Using actors like that that get it and have timing and inhabit those characters in authentic ways came down to finding the most authentic stuff. A lot of what I think is the funniest stuff in the show are these characters not reacting in ways that we would say “normal” people would react to things.
There is a lot of humor in not playing the obvious thing. I think those actors did a good job of giving us those options, and Nick, Lenore and I just spent hours going through it all. And the other editors too. I don’t want to take the other editors out because they did a lot of work before being shut down. But literally, just combing takes to find the right eyebrow. Rosa is so good with an eyebrow.
1428 Elm: I think the comedy is natural, but then you always have to think because I’ve noticed in some shows if the silence is off or the beat goes just too long or doesn’t land right, it can ruin the joke or detract from the humor of the situation. I imagine a lot goes into that from an editorial standpoint.
Greg: Totally. It’s just watching the takes over and over again and comparing them against each other. You put one in and try it, and then sometimes you change the scene partner’s take; you do this dance and keep doing it and then eventually you play it back and are like, “Oh, there it is!” And it’s being open to it, and that’s the thing; you know it when you see it.
1428 Elm: I know the show has been billed as a limited series, but as you said, you guys only adapted a part of the book. So I’m curious, have there been any conversations about continuing it?
Greg: I’m not sure I would be on that high level of conversation about it. I’ve certainly said, “hey, if we do Season 2 there is stuff we could do,” and they’re just like, “oh, no, it’s one season, don’t jinx us!”

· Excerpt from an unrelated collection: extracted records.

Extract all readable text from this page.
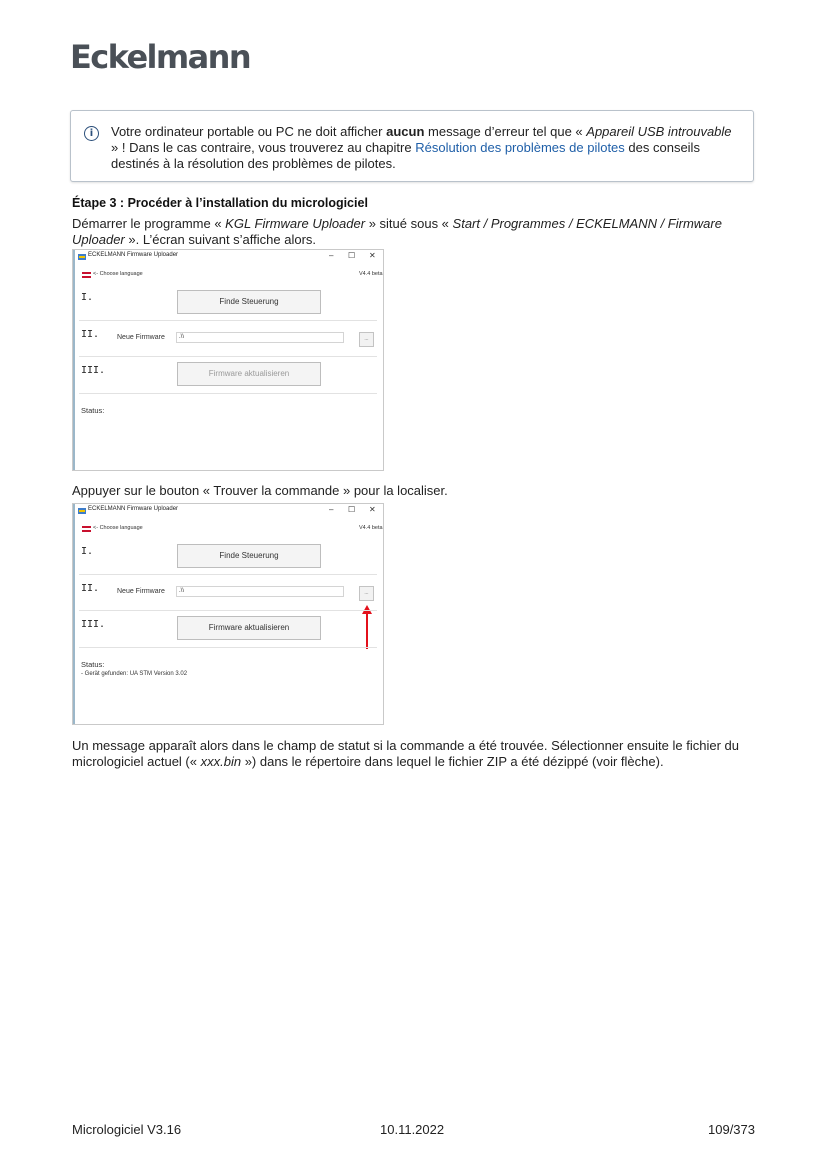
Eckelmann
i	Votre ordinateur portable ou PC ne doit afficher aucun message d’erreur tel que « Appareil USB introuvable » ! Dans le cas contraire, vous trouverez au chapitre Résolution des problèmes de pilotes des conseils destinés à la résolution des problèmes de pilotes.
Étape 3 : Procéder à l’installation du micrologiciel
Démarrer le programme « KGL Firmware Uploader » situé sous « Start / Programmes / ECKELMANN / Firmware Uploader ». L’écran suivant s’affiche alors.
ECKELMANN Firmware Uploader	– ☐ ✕
<- Choose language	V4.4 beta
I.	Finde Steuerung
II.	Neue Firmware	.\\	...
III.	Firmware aktualisieren
Status:
Appuyer sur le bouton « Trouver la commande » pour la localiser.
ECKELMANN Firmware Uploader	– ☐ ✕
<- Choose language	V4.4 beta
I.	Finde Steuerung
II.	Neue Firmware	.\\	...
III.	Firmware aktualisieren
Status:
- Gerät gefunden: UA STM Version 3.02
Un message apparaît alors dans le champ de statut si la commande a été trouvée. Sélectionner ensuite le fichier du micrologiciel actuel (« xxx.bin ») dans le répertoire dans lequel le fichier ZIP a été dézippé (voir flèche).
Micrologiciel V3.16	10.11.2022	109/373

You never know. There have been so many shows; Big Little Lies was one season, and Mare of Easttown they’re talking about bringing back for a second season, so you never know. When people respond really well, it’s kind of hard to say no. So, never say never.
1428 Elm: I feel like the term “limited series” doesn’t mean much these days.
Greg: It just means you don’t have to pitch Season 2 while you’re in the middle of editing Season 1 [Laughs].
This interview has been edited for length and clarity.
The entire first season of Brand New Cherry Flavor is now streaming on Netflix.